Open sethaxen opened 3 years ago
+1. TFP mcmc currently output variables as (draw, chain, shape, ...)
I think an option to pass an indication or mapping of where the draw
and chain
is would be sufficient
There are two things to take into account for this to work, luckily with xarray the second is already taken care of.
The first thing is conversion from ppl data to inferencedata. ppls use a given ordering but so far none uses named dimensions, so we need to know the ordering for things to work. Currently all converters end up calling dict_to_dataset
which assumes the input are dicts with var names as keys and arrays as values. Those arrays currently need to be chain, draw, *shape
which has the great advantage of being able to do things like az.from_dict({"a": np.random.normal(size=(4, 100, 8))}, dims={"a": ["team"]})
and it works because it knows that if chain and draw are not in dims they need to be prepended.
I think it would also be great to allow something like
az.from_dict({"a": np.random.normal(size=(100, 8, 4))}, dims={"a": ["draw", "team", "chain"]})

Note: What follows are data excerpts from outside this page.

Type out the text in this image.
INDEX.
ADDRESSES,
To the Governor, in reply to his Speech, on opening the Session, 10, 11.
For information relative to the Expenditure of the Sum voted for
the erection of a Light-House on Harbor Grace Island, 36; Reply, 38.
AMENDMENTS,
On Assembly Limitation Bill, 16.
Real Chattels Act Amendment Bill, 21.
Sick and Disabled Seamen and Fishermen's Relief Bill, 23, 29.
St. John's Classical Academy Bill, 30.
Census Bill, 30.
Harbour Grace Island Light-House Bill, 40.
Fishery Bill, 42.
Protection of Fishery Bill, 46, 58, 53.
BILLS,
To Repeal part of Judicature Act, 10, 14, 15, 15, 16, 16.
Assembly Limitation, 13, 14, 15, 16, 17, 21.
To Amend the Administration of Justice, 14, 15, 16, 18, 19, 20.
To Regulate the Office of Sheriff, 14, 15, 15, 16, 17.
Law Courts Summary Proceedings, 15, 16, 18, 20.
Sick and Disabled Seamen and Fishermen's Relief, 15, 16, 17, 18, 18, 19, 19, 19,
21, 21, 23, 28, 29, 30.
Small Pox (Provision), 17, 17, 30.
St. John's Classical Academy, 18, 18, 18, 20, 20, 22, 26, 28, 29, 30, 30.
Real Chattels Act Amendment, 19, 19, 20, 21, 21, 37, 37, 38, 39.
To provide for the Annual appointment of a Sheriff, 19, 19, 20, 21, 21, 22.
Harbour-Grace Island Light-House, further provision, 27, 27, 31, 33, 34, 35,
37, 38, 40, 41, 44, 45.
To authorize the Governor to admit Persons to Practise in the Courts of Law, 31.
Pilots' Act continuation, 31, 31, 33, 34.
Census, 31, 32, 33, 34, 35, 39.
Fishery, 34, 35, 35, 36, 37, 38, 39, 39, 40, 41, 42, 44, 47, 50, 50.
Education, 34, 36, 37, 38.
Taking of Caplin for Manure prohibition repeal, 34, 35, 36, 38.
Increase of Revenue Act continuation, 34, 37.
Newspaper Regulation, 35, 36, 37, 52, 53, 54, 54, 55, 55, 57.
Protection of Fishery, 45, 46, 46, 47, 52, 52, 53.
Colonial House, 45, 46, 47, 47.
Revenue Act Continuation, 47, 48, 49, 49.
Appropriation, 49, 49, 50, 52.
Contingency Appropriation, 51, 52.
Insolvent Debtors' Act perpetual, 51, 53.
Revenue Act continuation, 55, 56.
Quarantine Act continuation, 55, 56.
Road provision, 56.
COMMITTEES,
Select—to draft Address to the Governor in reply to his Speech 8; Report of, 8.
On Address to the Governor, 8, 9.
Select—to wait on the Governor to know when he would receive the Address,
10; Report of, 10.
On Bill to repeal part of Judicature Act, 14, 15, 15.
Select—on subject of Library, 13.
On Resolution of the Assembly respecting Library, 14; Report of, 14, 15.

And have it work, which will need some work in the base converters but should be possible. Once this is done, we can also look into updating all the converters that currently use swapdims, as it may (or may not) be easier to handle things this way.
The second thing is that once data is already as inferencedata, ArviZ needs to always used named dims, so it doesn't actually care about the order of the dimensions anymore, only about their names (like xarray does). I am 90% sure that all ArviZ code does that already but we need to check. Here are some examples showing how this already works:
import arviz as az
idata = az.load_arviz_data("rugby")
ds = idata.posterior[["atts", "defs"]]
ds = ds.transpose("draw", "team", "chain")
az.summary(ds)
mean sd hdi_3% hdi_97% ... mcse_sd ess_bulk ess_tail r_hat
atts[0] 0.171 0.042 0.095 0.251 ... 0.001 2574.0 1409.0 1.0
atts[1] -0.083 0.044 -0.164 -0.001 ... 0.001 2330.0 1680.0 1.0
atts[2] 0.108 0.041 0.036 0.185 ... 0.001 2652.0 1250.0 1.0
atts[3] -0.116 0.048 -0.203 -0.026 ... 0.001 2156.0 1483.0 1.0
atts[4] -0.337 0.057 -0.449 -0.238 ... 0.001 2333.0 1350.0 1.0
atts[5] 0.257 0.042 0.179 0.338 ... 0.001 2418.0 1401.0 1.0
defs[0] -0.129 0.051 -0.231 -0.038 ... 0.001 2227.0 1449.0 1.0
defs[1] -0.041 0.047 -0.127 0.046 ... 0.001 2379.0 1779.0 1.0
defs[2] -0.388 0.053 -0.490 -0.292 ... 0.001 2407.0 1647.0 1.0
defs[3] 0.173 0.043 0.086 0.249 ... 0.001 2243.0 1736.0 1.0
defs[4] 0.583 0.036 0.517 0.651 ... 0.001 2151.0 1672.0 1.0
defs[5] -0.196 0.051 -0.296 -0.103 ... 0.001 2170.0 1518.0 1.0
[12 rows x 9 columns]
az.plot_forest(ds)
Expanding on the first case, how about supporting an API like:
az.from_dict(
{"a": np.random.normal(size=(100, 8, 4)),
"b": np.random.normal(size=(100, 4)),
},
draw_axis=0,
chain_axis=-1,
)
az.from_dict(
{"a": np.random.normal(size=(100, 4, 8)),
"b": np.random.normal(size=(100, 4)),
},
draw_axis=0,
chain_axis=1,
)
which default being draw_axis=1
, chain_axis=0
Oh it also makes supporting single chain and MAP easier:
# Single chain
az.from_dict(
{"a": np.random.normal(size=(100, 8)),
"b": np.random.normal(size=(100)),
},
draw_axis=0,
chain_axis=None,
)
# MAP
az.from_dict(
{"a": np.random.normal(size=(8)),
"b": np.random.normal(size=()),
},
draw_axis=None,
chain_axis=None,
)
# multiple run of MAP (e.g., MAP sovled from different starting position)
az.from_dict(
{"a": np.random.normal(size=(4, 8)),
"b": np.random.normal(size=(4)),
},
draw_axis=None,
chain_axis=0,
)
Currently all examples I have seen order the dimensions for samples as
(chain, draw, shape...)
, whereshape
is the shape of a single draw of the variable. This particular ordering shouldn't be necessary, and allowing alternative orderings might enable samples from PPLs to be used without copying. e.g. Turing stores variables as(draw, shape..., chain)
.This might already be supported. If so, it should be tested.